## CS 5315. Theory of Computation. Spring 2005. Final Exam

May 5, 2005, 7:00 pm - 9:45 pm, COMP 321
Closed book, closed notes, up to 10 pages of notes allowed

Attention:

• Extra credit will only be counted if you solve all the problems.
• You can use as many extra pages as you need but please put your name on all the pages.
• In all the problems, show work, do not just give answers.
• Please do not waste your time copying unrelated things from your notes into the test sheets. Only answers to the test questions will bring points.
Name: _______________________________________________________________________
ID #: _______________________________________________________________________

1-3. Primitive recursive functions:

• What is a primitive recursive function?
• Prove, "from scratch" (i.e., using only the definitions), that the functions prev(n) (n-1 if n>0 and 0 otherwise), diff(a,b) (a-b if a>b and 0 otherwise), and A&B ("and") are primitive recursive functions.
• It is known that primitive recursion is a formal description of a for-loop. Reformulate your expression for addition in terms of primitive recursion by using for-loops (if necessary, embedded for-loops).

4. Are the functions "prev", "diff", and "and" mu-recursive? totally recursive? Explain your answer.

5. Describe a Turing machine that computes the function prev(n), and trace it for n = 2. Do not forget to rewind the tape.

6. Use the Turing machine designed in Problem 5 and apply a general algorithm for Turing computability of a composition of the two functions to design a new Turing machine that computes the function prev(prev(n)) (n-2 if n>1 and 0 otherwise).

7-8. Computable functions which are not primitive recursive:

• Prove that there exists a computable function which is not primitive recursive.
• Formulate Church's thesis and tell whether your proof depends on it being true.

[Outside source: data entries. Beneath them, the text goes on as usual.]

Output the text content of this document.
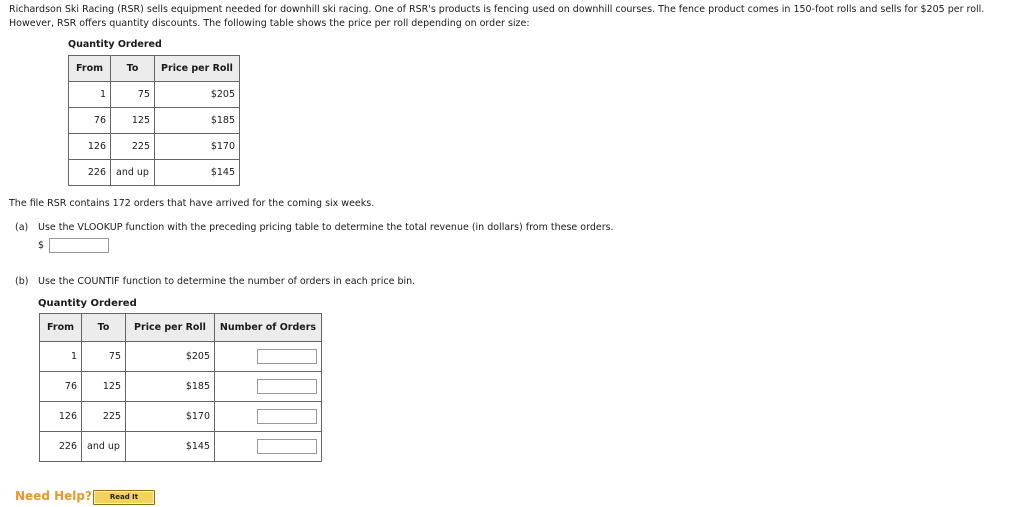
Richardson Ski Racing (RSR) sells equipment needed for downhill ski racing. One of RSR's products is fencing used on downhill courses. The fence product comes in 150-foot rolls and sells for $205 per roll. However, RSR offers quantity discounts. The following table shows the price per roll depending on order size:
Quantity Ordered
From	To	Price per Roll
1	75	$205
76	125	$185
126	225	$170
226	and up	$145
The file RSR contains 172 orders that have arrived for the coming six weeks.
(a) Use the VLOOKUP function with the preceding pricing table to determine the total revenue (in dollars) from these orders.
$
(b) Use the COUNTIF function to determine the number of orders in each price bin.
Quantity Ordered
From	To	Price per Roll	Number of Orders
1	75	$205	
76	125	$185	
126	225	$170	
226	and up	$145	
Need Help?	Read It
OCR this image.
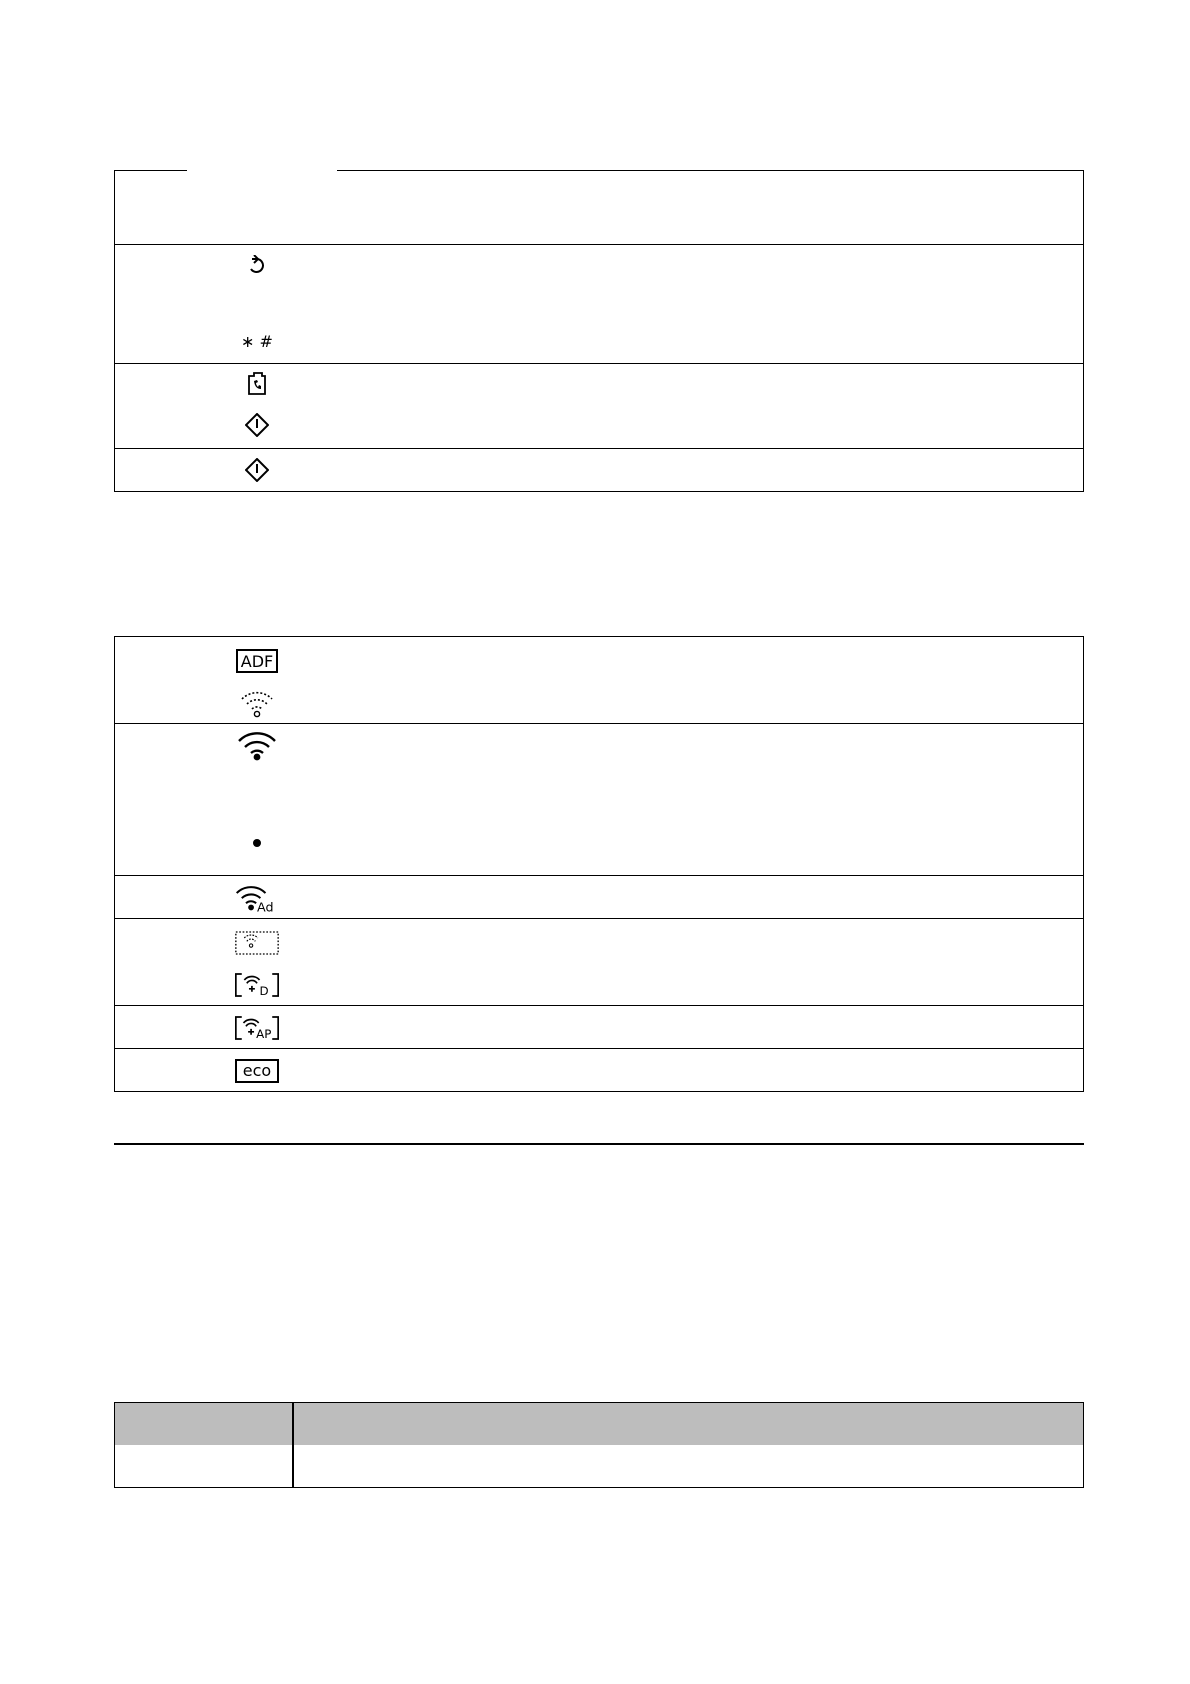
∗ #
ADF
Ad
D
AP
eco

9-10. Kolmogorov complexity:

• What is Kolmogorov complexity?
• Estimate the Kolmogorov complexity of a string 10101...010 (10,000 times).
• For extra credit: prove that Kolmogorov complexity is not computable.

Turn over,

11-12. NP-hard:

• Define what it means for a problem to be from the class P, from the class NP, to be NP-hard.
• Formulate the problems about which we proved NP-hardness: satisfiability, interval computations, 3-coloring.

13-14. Checking program correctness:

• A "diff-checker" is, by definition, a program which checks whether a given program p always returns diff(a,b) for all inputs a and b. Prove that prev-checkers do not exist.
• Does there exist a "and-checker" that checks whether the value of and(a,b) is correct for all a and b from the set {true,false}={0,1}?

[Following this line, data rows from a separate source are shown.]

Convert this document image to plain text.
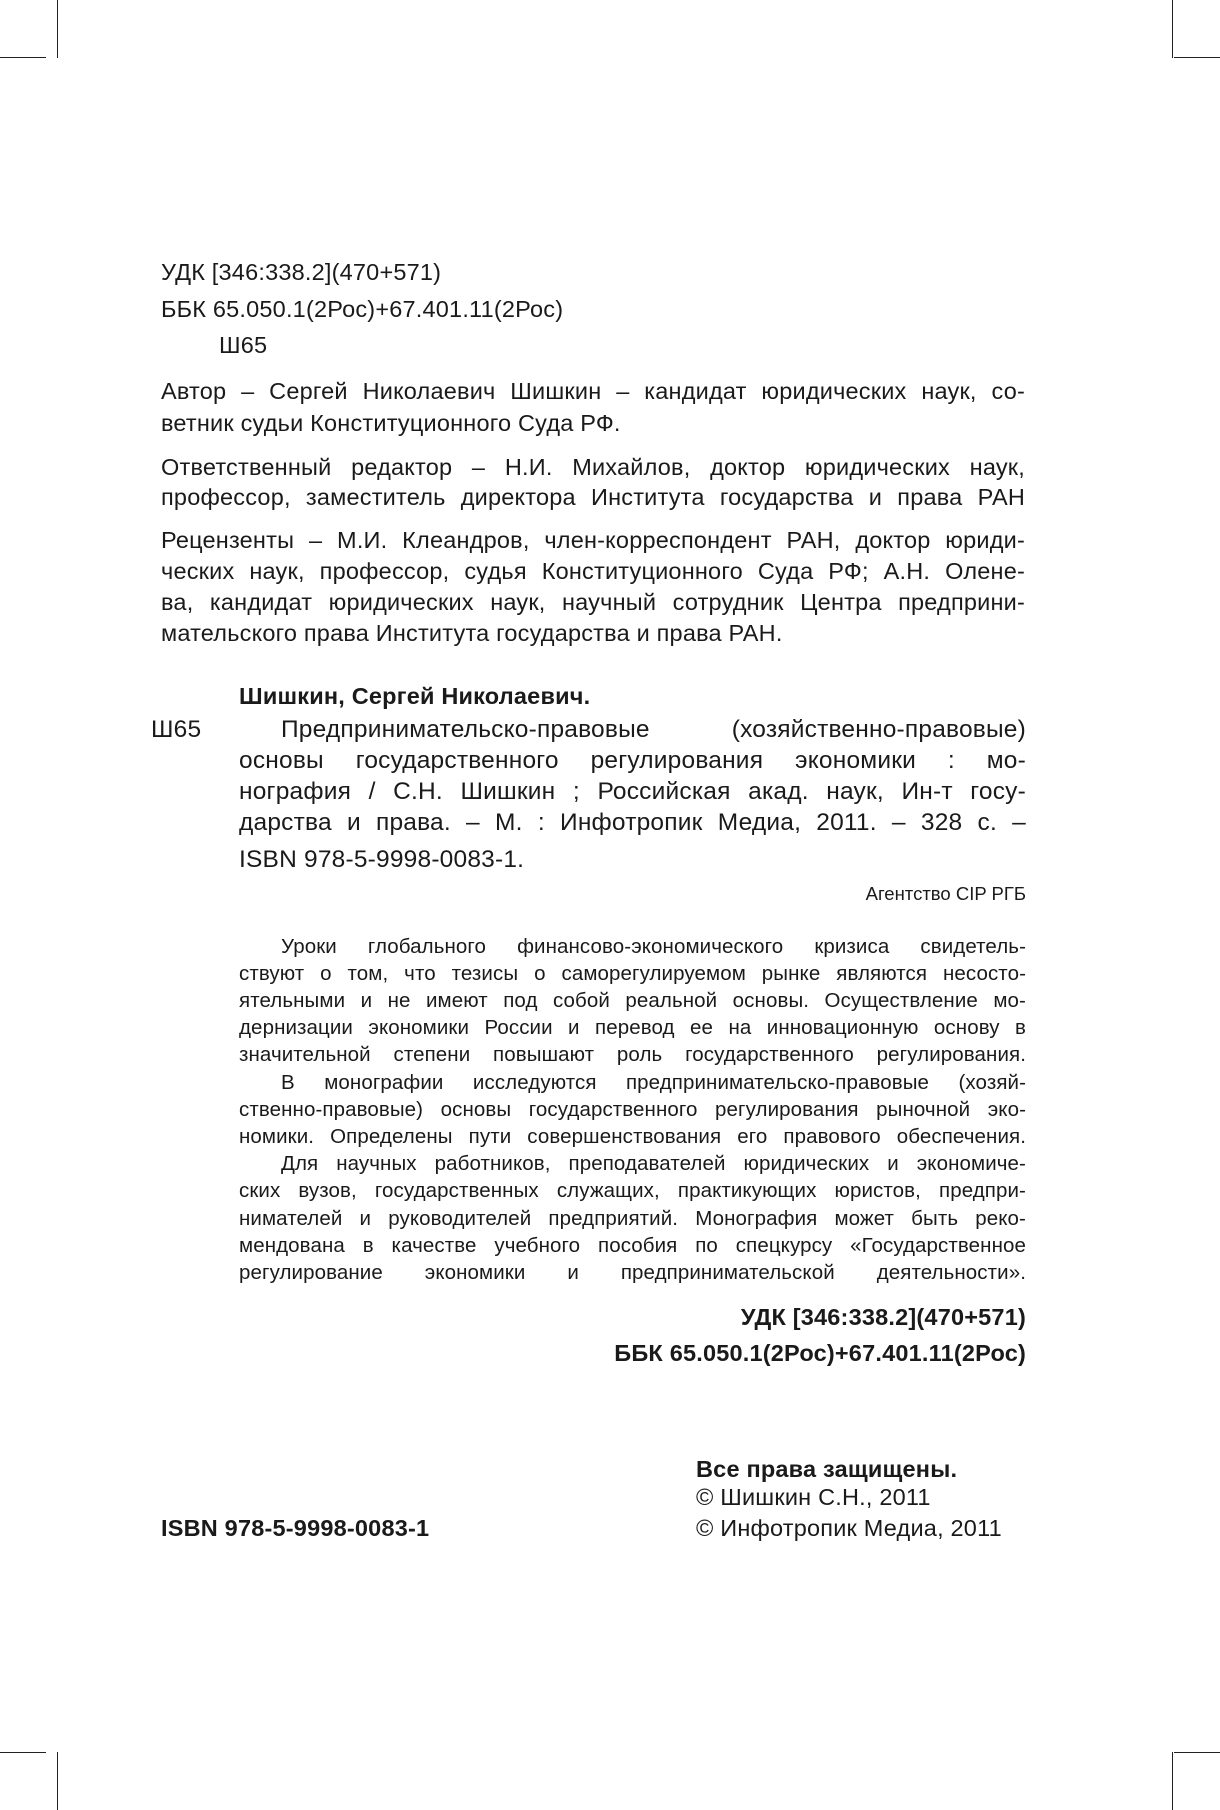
УДК [346:338.2](470+571)
ББК 65.050.1(2Рос)+67.401.11(2Рос)
Ш65
Автор – Сергей Николаевич Шишкин – кандидат юридических наук, со-
ветник судьи Конституционного Суда РФ.
Ответственный редактор – Н.И. Михайлов, доктор юридических наук,
профессор, заместитель директора Института государства и права РАН
Рецензенты – М.И. Клеандров, член-корреспондент РАН, доктор юриди-
ческих наук, профессор, судья Конституционного Суда РФ; А.Н. Олене-
ва, кандидат юридических наук, научный сотрудник Центра предприни-
мательского права Института государства и права РАН.
Шишкин, Сергей Николаевич.
Ш65	Предпринимательско-правовые (хозяйственно-правовые)
основы государственного регулирования экономики : мо-
нография / С.Н. Шишкин ; Российская акад. наук, Ин-т госу-
дарства и права. – М. : Инфотропик Медиа, 2011. – 328 с. –
ISBN 978-5-9998-0083-1.
Агентство CIP РГБ
Уроки глобального финансово-экономического кризиса свидетель-
ствуют о том, что тезисы о саморегулируемом рынке являются несосто-
ятельными и не имеют под собой реальной основы. Осуществление мо-
дернизации экономики России и перевод ее на инновационную основу в
значительной степени повышают роль государственного регулирования.
В монографии исследуются предпринимательско-правовые (хозяй-
ственно-правовые) основы государственного регулирования рыночной эко-
номики. Определены пути совершенствования его правового обеспечения.
Для научных работников, преподавателей юридических и экономиче-
ских вузов, государственных служащих, практикующих юристов, предпри-
нимателей и руководителей предприятий. Монография может быть реко-
мендована в качестве учебного пособия по спецкурсу «Государственное
регулирование экономики и предпринимательской деятельности».
УДК [346:338.2](470+571)
ББК 65.050.1(2Рос)+67.401.11(2Рос)
Все права защищены.
© Шишкин С.Н., 2011
© Инфотропик Медиа, 2011
ISBN 978-5-9998-0083-1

15. Let A be an arbitrary oracle. Prove that the union of two sets which are r.e. with respect to this oracle is also r.e. with respect to it.

16. Use a general algorithm to transform a Boolean expression 0.5*x1^2-0.3*x2>0.2 into DNF and CNF forms.

17-19. Parallelization:

• A min-plus version of dot product of two vectors a=(a1,...an) and b=(b1,...,bn) is defined as c=min(a1+b1,...,an+bn). Describe how to compute this operation in parallel if we have unlimited number of processors. How many processors do you need? How many steps?
• In general, does this problem belong to the class NC? explain your answer.
• What will be the computation time if we take communication time into consideration? Where is a related argument used in the proof that satisfiability is NP-hard?

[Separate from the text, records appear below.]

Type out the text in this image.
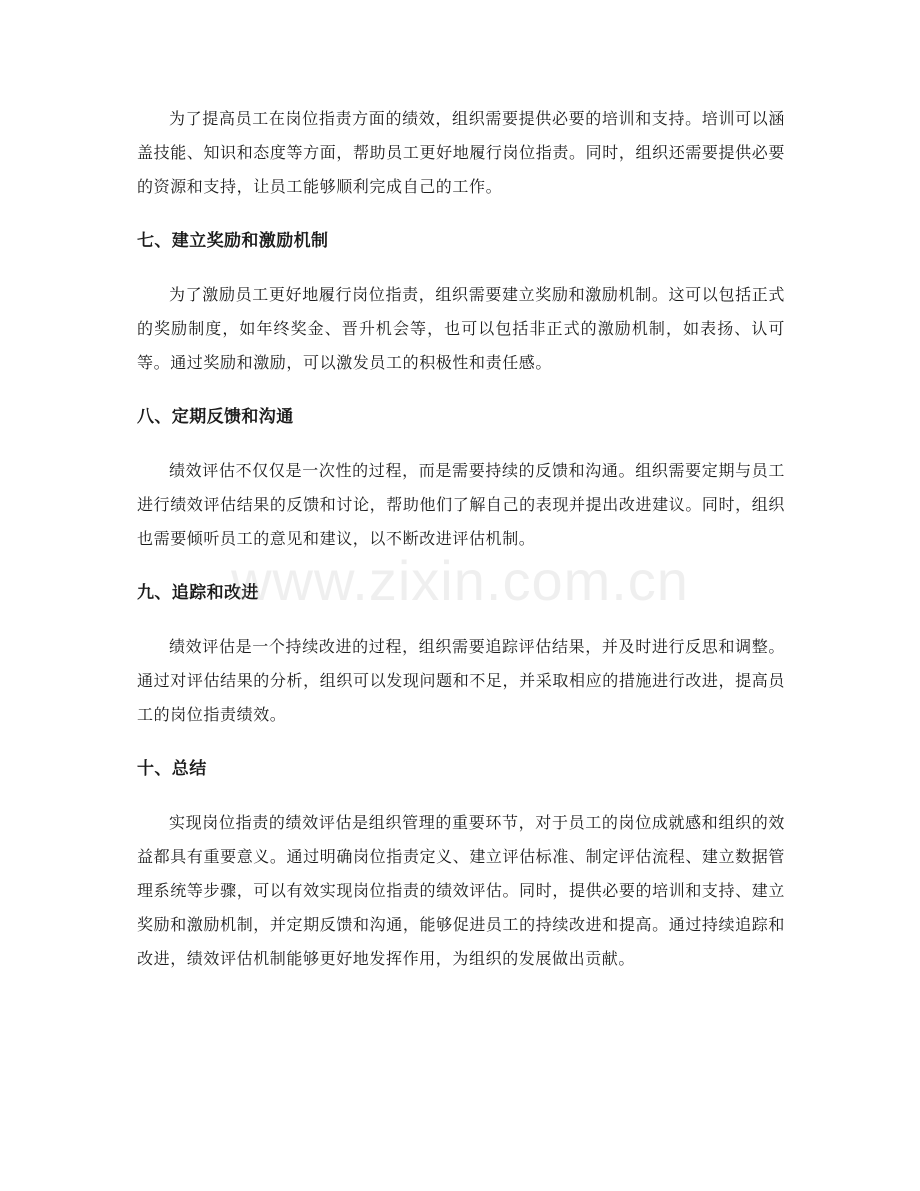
为了提高员工在岗位指责方面的绩效，组织需要提供必要的培训和支持。培训可以涵盖技能、知识和态度等方面，帮助员工更好地履行岗位指责。同时，组织还需要提供必要的资源和支持，让员工能够顺利完成自己的工作。

七、建立奖励和激励机制

为了激励员工更好地履行岗位指责，组织需要建立奖励和激励机制。这可以包括正式的奖励制度，如年终奖金、晋升机会等，也可以包括非正式的激励机制，如表扬、认可等。通过奖励和激励，可以激发员工的积极性和责任感。

八、定期反馈和沟通

绩效评估不仅仅是一次性的过程，而是需要持续的反馈和沟通。组织需要定期与员工进行绩效评估结果的反馈和讨论，帮助他们了解自己的表现并提出改进建议。同时，组织也需要倾听员工的意见和建议，以不断改进评估机制。

九、追踪和改进

绩效评估是一个持续改进的过程，组织需要追踪评估结果，并及时进行反思和调整。通过对评估结果的分析，组织可以发现问题和不足，并采取相应的措施进行改进，提高员工的岗位指责绩效。

十、总结

实现岗位指责的绩效评估是组织管理的重要环节，对于员工的岗位成就感和组织的效益都具有重要意义。通过明确岗位指责定义、建立评估标准、制定评估流程、建立数据管理系统等步骤，可以有效实现岗位指责的绩效评估。同时，提供必要的培训和支持、建立奖励和激励机制，并定期反馈和沟通，能够促进员工的持续改进和提高。通过持续追踪和改进，绩效评估机制能够更好地发挥作用，为组织的发展做出贡献。

www.zixin.com.cn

20. Describe, in detail, one possible physical way of solving satisfiability (and other NP-hard problems) in polynomial time: using acausal processes (time machines), using curved space-time, etc.

21. Describe, in detail, what you did for your project in the Theory of Computation class.

22. Describe, in detail, either a report on someone else's project presented in the class or a description of Dr. Bridges' talk. For extra credit: describe both.